Response to NCAA Football 13 Should Act as Wake-Up Call for EA Sports

Posted July 18th, 2012 at 12:45 pm

Those disappointed with NCAA Football 13 should take solace in the fact that even the usually forgiving major media sites have turned on the product this year. NCAA 13 is the lowest the series has come in since Metacritic has been tracking it with a current score of just 76 and just the second time an entry has come in under 80. This is something that EA Sports has no choice but to respond to. 

Reviewers are often a year behind in their assessments. Most don’t know what they’re looking for and instead base their general reception of a sports game on how the prior version was received. A great example of that was with Madden NFL 12 which got hammered almost to the extent that NCAA Football 13 has. The problem there was Madden 12 was a very good game yet was being penalized for Madden 11 or even just the general sentiment towards the series which has failed to live up to its potential and expectations. Yet those same reviewers praised Madden 11 which was the one that should have been met harshly.

Now take a look at what EA has done for Madden NFL 13 and you’ll see that low review scores actually do get them to act. Innovations in the way of “Connected Careers” and “Infinity Engine” physics are on the way. These aren’t easily marketed features but they’re intensely valuable. Compare that to “Heisman Challenge” in NCAA 13 which was solely about marketability.

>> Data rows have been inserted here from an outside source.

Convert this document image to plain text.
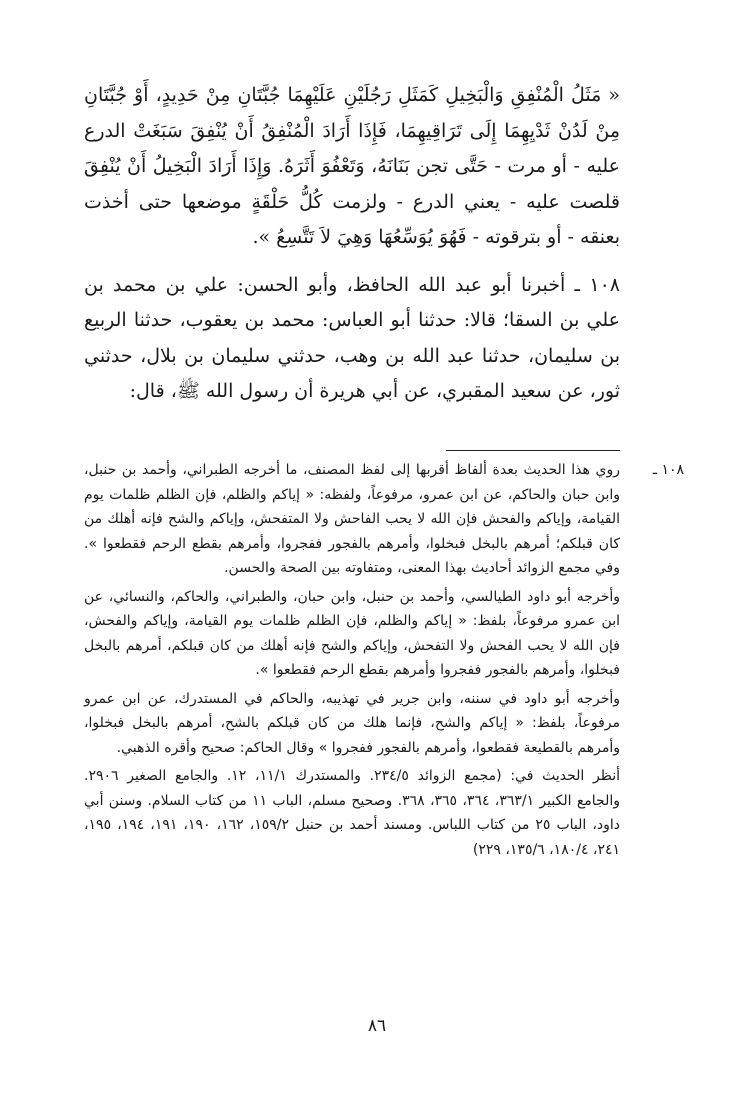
« مَثَلُ الْمُنْفِقِ وَالْبَخِيلِ كَمَثَلِ رَجُلَيْنِ عَلَيْهِمَا جُبَّتَانِ مِنْ حَدِيدٍ، أَوْ جُبَّتَانِ مِنْ لَدُنْ ثَدْيِهِمَا إِلَى تَرَاقِيهِمَا، فَإِذَا أَرَادَ الْمُنْفِقُ أَنْ يُنْفِقَ سَبَغَتْ الدرع عليه - أو مرت - حَتَّى تجن بَنَانَهُ، وَتَعْفُوَ أَثَرَهُ. وَإِذَا أَرَادَ الْبَخِيلُ أَنْ يُنْفِقَ قلصت عليه - يعني الدرع - ولزمت كُلُّ حَلْقَةٍ موضعها حتى أخذت بعنقه - أو بترقوته - فَهُوَ يُوَسِّعُهَا وَهِيَ لاَ تَتَّسِعُ ».

١٠٨ ـ أخبرنا أبو عبد الله الحافظ، وأبو الحسن: علي بن محمد بن علي بن السقا؛ قالا: حدثنا أبو العباس: محمد بن يعقوب، حدثنا الربيع بن سليمان، حدثنا عبد الله بن وهب، حدثني سليمان بن بلال، حدثني ثور، عن سعيد المقبري، عن أبي هريرة أن رسول الله ﷺ، قال:

١٠٨ ـ

روي هذا الحديث بعدة ألفاظ أقربها إلى لفظ المصنف، ما أخرجه الطبراني، وأحمد بن حنبل، وابن حبان والحاكم، عن ابن عمرو، مرفوعاً، ولفظه: « إياكم والظلم، فإن الظلم ظلمات يوم القيامة، وإياكم والفحش فإن الله لا يحب الفاحش ولا المتفحش، وإياكم والشح فإنه أهلك من كان قبلكم؛ أمرهم بالبخل فبخلوا، وأمرهم بالفجور ففجروا، وأمرهم بقطع الرحم فقطعوا ». وفي مجمع الزوائد أحاديث بهذا المعنى، ومتفاوته بين الصحة والحسن.

وأخرجه أبو داود الطيالسي، وأحمد بن حنبل، وابن حبان، والطبراني، والحاكم، والنسائي، عن ابن عمرو مرفوعاً، بلفظ: « إياكم والظلم، فإن الظلم ظلمات يوم القيامة، وإياكم والفحش، فإن الله لا يحب الفحش ولا التفحش، وإياكم والشح فإنه أهلك من كان قبلكم، أمرهم بالبخل فبخلوا، وأمرهم بالفجور ففجروا وأمرهم بقطع الرحم فقطعوا ».

وأخرجه أبو داود في سننه، وابن جرير في تهذيبه، والحاكم في المستدرك، عن ابن عمرو مرفوعاً، بلفظ: « إياكم والشح، فإنما هلك من كان قبلكم بالشح، أمرهم بالبخل فبخلوا، وأمرهم بالقطيعة فقطعوا، وأمرهم بالفجور ففجروا » وقال الحاكم: صحيح وأقره الذهبي.

أنظر الحديث في: (مجمع الزوائد ٢٣٤/٥. والمستدرك ١١/١، ١٢. والجامع الصغير ٢٩٠٦. والجامع الكبير ٣٦٣/١، ٣٦٤، ٣٦٥، ٣٦٨. وصحيح مسلم، الباب ١١ من كتاب السلام. وسنن أبي داود، الباب ٢٥ من كتاب اللباس. ومسند أحمد بن حنبل ١٥٩/٢، ١٦٢، ١٩٠، ١٩١، ١٩٤، ١٩٥، ٢٤١، ١٨٠/٤، ١٣٥/٦، ٢٢٩)

٨٦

Metacritic matters not just in sales correlation but also for developers who end up having their bonuses based on meeting score thresholds. The whole reliance on Metacritic creates a completely flawed environment but that is the world we live in right now. Companies will often craft games – specific features or levels of accessibility – to appeal to reviewers. EA likely expected “Heisman Challenge” would be a well-received feature for the more casual crowd (and reviewers) but clearly the deficiencies and lack of advancement elsewhere were too great to overlook.

Now EA will face reviewers were not afraid to rate NCAA 13 rather poorly and therefore will be looking for significant improvements and additions. They are well aware of this. Consumers also start to turn away from a sports series after consecutive disappointing efforts. So like Madden 13 it should be expected that NCAA 14 will tilt more creative an innovative. If that effort isn’t there then it could be a sign that the company doesn’t have a healthy long-term outlook for the series which is inherently at a disadvantage due to amateur restrictions that have severely hampered potential for growth in particular for digital revenue.